Cateto mayor: Me gusta soñar hoy más que antes; la vida está en otra parte. ¿Recuerdas que Jaromil, el joven poeta de la novela de Kundera soñaba con perros y sus días mejoraron; la realidad se volvió extraordinaria. Yo no quiero morir odiando demasiado. Los cadáveres que culminaron la vida hundidos en la amargura tienen un olor especial; como si se hubieran comenzado a pudrir antes de tiempo.

Cateto menor: Sí, El sueño es una segunda vida. ¿Nerval? No sé, no me importa. Si varias voces coinciden en una frase entonces esta pierde su origen y le pertenece, a todos. Así nacen los lugares comunes. Cuando Dedalus, el personaje de Joyce denostó y rehusó servir al hogar, a la Iglesia y a la patria se inclinó por tres acciones que yo ahora te recomiendo: silencio, exilio y astucia.

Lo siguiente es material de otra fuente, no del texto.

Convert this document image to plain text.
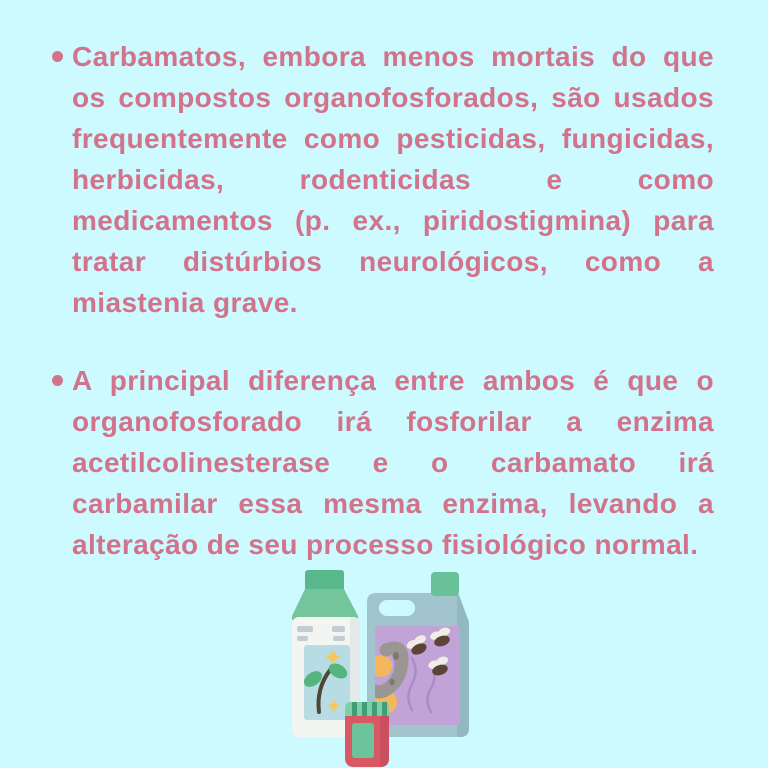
Carbamatos, embora menos mortais do que os compostos organofosforados, são usados frequentemente como pesticidas, fungicidas, herbicidas, rodenticidas e como medicamentos (p. ex., piridostigmina) para tratar distúrbios neurológicos, como a miastenia grave.
A principal diferença entre ambos é que o organofosforado irá fosforilar a enzima acetilcolinesterase e o carbamato irá carbamilar essa mesma enzima, levando a alteração de seu processo fisiológico normal.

Cateto mayor: Demasiado pedirme; no logro callarme, ni abordar la sabiduría. El exilio se acerca, inevitablemente, y la astucia para sobrevivir, siempre la he tenido. Cada opinión es como un perro enloquecido; y hoy escucho a esa multitud de perros despedazándose entre sí. Apenas si logro dormir, agobiado por el ruido, y más en esta época de elecciones cuando la broma se acentúa y pone un ladrillo más en el muro que cierra el horizonte.

Cateto menor: Puedo tolerar las opiniones, después de todo la carne parlante es constitución de la humanidad. Lo que me incomoda a grados extremos es la simplificación; ya no hay suficiente cultura, civilización, gusto por la conversación ni humildad ante la complejidad de la cosas, para que los debates sociales posean algo de interés. Son palabras de Finkielkraut acerca de Francia, pero se pueden extender a cualquier país.

Cateto mayor: Un país es una utopía que quiere dejar de serlo y para ello requieres depositarla en un terreno adecuado; no en un territorio donde se mata sin castigo ante los ojos expectantes de una población indefensa y ensimismada en la comunicación. ¿Para qué desean estar comunicados permanentemente? Para no pensar; quizás. ¿Les ha servido la comunicación para atrapar a los criminales? Me pregunto si Europa es una utopía realizada. Claro que no: es el paradigma de la decepción; logró finalmente convertir a los adultos en niños, en muecas de lo que alguna vez fue una idea de ilustración y progreso. Lo que aprendieron de las grandes guerras del siglo XX fue una especie de simplismo civilizatorio y tecnológico. Llevaron lo políticamente correcto y el estado de bienestar a grados detestables y anti libertarios; pero al menos allí no se asesina hoy a manos llenas. Ellos ya mataron lo suficiente.

Cateto menor: Deja de pensar en eso, o morirás amargado. Me enteré de que ayer fueron las elecciones. Me imagino, conociéndote, que participaste. Si
lo hiciste no me molestaré; soy defensor de la democracia, aunque ahora esta sea un perro herido de muerte.

Cateto mayor: Sí, voté, no por un partido, esas organizaciones ya no existen (cuando escucho hablar de oposición me entran deseos de llorar), pero sí por alguien que me simpatiza, averigüé su trayectoria a fondo, fui a uno de sus mítines y si bien no me convenció; pensé que era el menos simplón de los que se presentaban al concurso. Jorge Cuesta escribió en EL UNIVER SAL, en 1934, que “la acción política debe ser admirable, para no ser despreciable”. Leí sus artículos y me asombré de su actualidad. ¿Y tú, votaste?

Cateto menor: No, ¿cómo crees? Siempre que hay ley seca aprovecho para ratificar mi libertad y me quedo en casa
bebiendo.

Cateto mayor: Tal como están las cosas yo no podría culparte. ¿No crees que de alguna manera puedes contagiar a las generaciones que vienen de nihilismo y ayudar a que el fascismo avance? Se me ha ocurrido esto ahora.

Cateto menor: ¿Vienen más generaciones? Carajo; pensé que eso había terminado; más vehículos para el gran estacionamiento; más operadores para las máquinas; más tropas comunicadas sin saber cuál es la guerra. No te preocupes, yo no influyo en nadie. Digamos que soy... una lacra.

Cateto mayor: Te gusta el martirio, pero no voy a juzgarte. Yo mismo no sé por qué insisto en pensar y participar. La vida está en otra parte, ¿recuerdas cuando leímos esa novela? Un mundo se abrió para nosotros.

Cateto menor: Sí, el mismo que ahora parece cerrarse.